One day when I was in college, I drove my older brother around in a car. He was (and is still, for all I know) a skilled photographer. As he took pictures, I remarked again and again, “Why are you wasting film on that?” His answer was that what seems mundane to me may be fascinating to a photographer. “A photographer views his world differently,” he said. I didn’t really understand him.

Fast forward to about ten years ago. My eyesight was terrible. I had had two surgeries to repair a detached retina in my left eye. The result was that the vision from my left eye was blurry and far more nearsighted than my right. Given that my vision in my right eye was something like 20/400 this was a significant problem. To make matters worse, my post-surgery vision while passable was also severely deficient in depth perception. (Before the retina detachment, while wearing my glasses, I could see well enough to hit medium speed pitches at the local batting cages. After, I couldn’t put the bat on the ball if my life depended on it. Was I low, high, early, late?
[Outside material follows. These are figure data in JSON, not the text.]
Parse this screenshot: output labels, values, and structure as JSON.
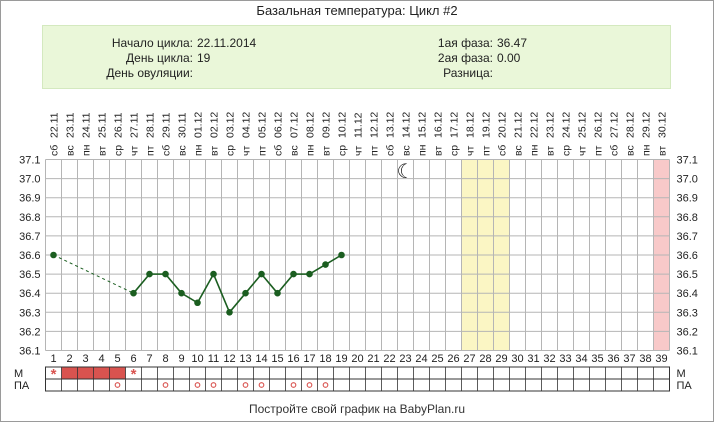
{
  "title": "Базальная температура: Цикл #2",
  "info": {
    "cycle_start_label": "Начало цикла:",
    "cycle_start_value": "22.11.2014",
    "cycle_day_label": "День цикла:",
    "cycle_day_value": "19",
    "ovulation_day_label": "День овуляции:",
    "ovulation_day_value": "",
    "phase1_label": "1ая фаза:",
    "phase1_value": "36.47",
    "phase2_label": "2ая фаза:",
    "phase2_value": "0.00",
    "difference_label": "Разница:",
    "difference_value": ""
  },
  "footer": "Постройте свой график на BabyPlan.ru",
  "chart_data": {
    "type": "line",
    "dates": [
      "22.11",
      "23.11",
      "24.11",
      "25.11",
      "26.11",
      "27.11",
      "28.11",
      "29.11",
      "30.11",
      "01.12",
      "02.12",
      "03.12",
      "04.12",
      "05.12",
      "06.12",
      "07.12",
      "08.12",
      "09.12",
      "10.12",
      "11.12",
      "12.12",
      "13.12",
      "14.12",
      "15.12",
      "16.12",
      "17.12",
      "18.12",
      "19.12",
      "20.12",
      "21.12",
      "22.12",
      "23.12",
      "24.12",
      "25.12",
      "26.12",
      "27.12",
      "28.12",
      "29.12",
      "30.12"
    ],
    "weekdays": [
      "сб",
      "вс",
      "пн",
      "вт",
      "ср",
      "чт",
      "пт",
      "сб",
      "вс",
      "пн",
      "вт",
      "ср",
      "чт",
      "пт",
      "сб",
      "вс",
      "пн",
      "вт",
      "ср",
      "чт",
      "пт",
      "сб",
      "вс",
      "пн",
      "вт",
      "ср",
      "чт",
      "пт",
      "сб",
      "вс",
      "пн",
      "вт",
      "ср",
      "чт",
      "пт",
      "сб",
      "вс",
      "пн",
      "вт"
    ],
    "days": [
      1,
      2,
      3,
      4,
      5,
      6,
      7,
      8,
      9,
      10,
      11,
      12,
      13,
      14,
      15,
      16,
      17,
      18,
      19,
      20,
      21,
      22,
      23,
      24,
      25,
      26,
      27,
      28,
      29,
      30,
      31,
      32,
      33,
      34,
      35,
      36,
      37,
      38,
      39
    ],
    "y_ticks": [
      "37.1",
      "37.0",
      "36.9",
      "36.8",
      "36.7",
      "36.6",
      "36.5",
      "36.4",
      "36.3",
      "36.2",
      "36.1"
    ],
    "ylim": [
      36.1,
      37.1
    ],
    "series": [
      {
        "values": [
          {
            "day": 1,
            "temp": 36.6
          },
          {
            "day": 6,
            "temp": 36.4
          },
          {
            "day": 7,
            "temp": 36.5
          },
          {
            "day": 8,
            "temp": 36.5
          },
          {
            "day": 9,
            "temp": 36.4
          },
          {
            "day": 10,
            "temp": 36.35
          },
          {
            "day": 11,
            "temp": 36.5
          },
          {
            "day": 12,
            "temp": 36.3
          },
          {
            "day": 13,
            "temp": 36.4
          },
          {
            "day": 14,
            "temp": 36.5
          },
          {
            "day": 15,
            "temp": 36.4
          },
          {
            "day": 16,
            "temp": 36.5
          },
          {
            "day": 17,
            "temp": 36.5
          },
          {
            "day": 18,
            "temp": 36.55
          },
          {
            "day": 19,
            "temp": 36.6
          }
        ],
        "gap_dashed_between_days": [
          1,
          6
        ],
        "color": "#1b5e20"
      }
    ],
    "highlight_yellow_days": [
      27,
      28,
      29
    ],
    "highlight_pink_days": [
      39
    ],
    "moon_day": 23,
    "moon_symbol": "☾",
    "row_m_label": "М",
    "row_pa_label": "ПА",
    "menstruation_days": [
      2,
      3,
      4,
      5
    ],
    "menstruation_color": "#d9534f",
    "star_days": [
      1,
      6
    ],
    "star_symbol": "*",
    "pa_days": [
      5,
      8,
      10,
      11,
      13,
      14,
      16,
      17,
      18
    ],
    "pa_symbol": "o",
    "grid": true,
    "colors": {
      "grid": "#b5b5b5",
      "line": "#1b5e20",
      "yellow_band": "#fbf6c4",
      "pink_band": "#f8c9c9",
      "marker_red": "#d9534f"
    }
  }
}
I just could not tell.)

Then I got lucky. I got cataracts.

Before the surgery my lenses were cloudy. This made it very hard to see at night and put a yellowish tinge on everything I saw. The surgery (which takes ten minutes per eye under light sedation) involves removing your lens (one eye at a time) and replacing it with a man-made lens. Since your lens is being replaced, you can replace it with a lens of a different power. So a more powerful corrective lens went in my bad, left eye than the lens lens that went into my right eye. The result was literally awesome.

(Digression: my father was an ophthalmologist. Often when walking in a shopping mall or other public place, someone would walk up to him and thank him profusely. I thought these people were bonkers, but now I had a first hand understanding of where they were coming from.)
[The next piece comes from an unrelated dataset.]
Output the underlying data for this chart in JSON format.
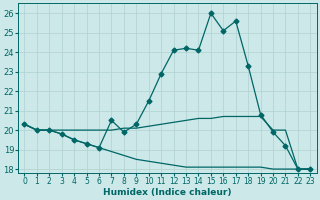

The replacement lenses got me to 20/100 or so in both eyes so I still wear glasses, but my fully corrected vision is, well, eye opening.

One day, after getting my new glasses, I was standing in the opening to my shed facing the yard. A passing shower was dropping rain on my back yard but half the sky was clear allowing the evening sun to strike the raindrops at an angle. My new eyes saw these raindrops as shining silver droplets; they seemed like tinsel falling through the air. I had never seen anything like it.

Normally, when we move through a landscape we focus broadly. We see everything as a whole. We correctly perceive ourselves passing through the landscape as things we see leave our focus and move behind us.

Lately while riding my bike I’ve started playing with how my eyes focus on the world I am passing through. I pick out an object like an tree limb overhanging the trail and focus my attention on it. This causes the limb to take on a separate place in the visual field, not unlike the 3-D effect of a Viewmaster. The rest of my visual field is slightly out of focus. I notice that when I do this eye trick as I ride, it seems like the landscape is moving and I am staying still. As if, the landscape is moving through me.

My commute is really beautiful, but I have ridden the Mount Vernon Trail to and from DC several thousand times. I can practically ride it with my eyes closed. Now, however, my little perception experiment is opening my eyes to an entirely different perspective.

I can’t help but wonder if I would have been able to pull off this visual stunt with normal, healthy eyes.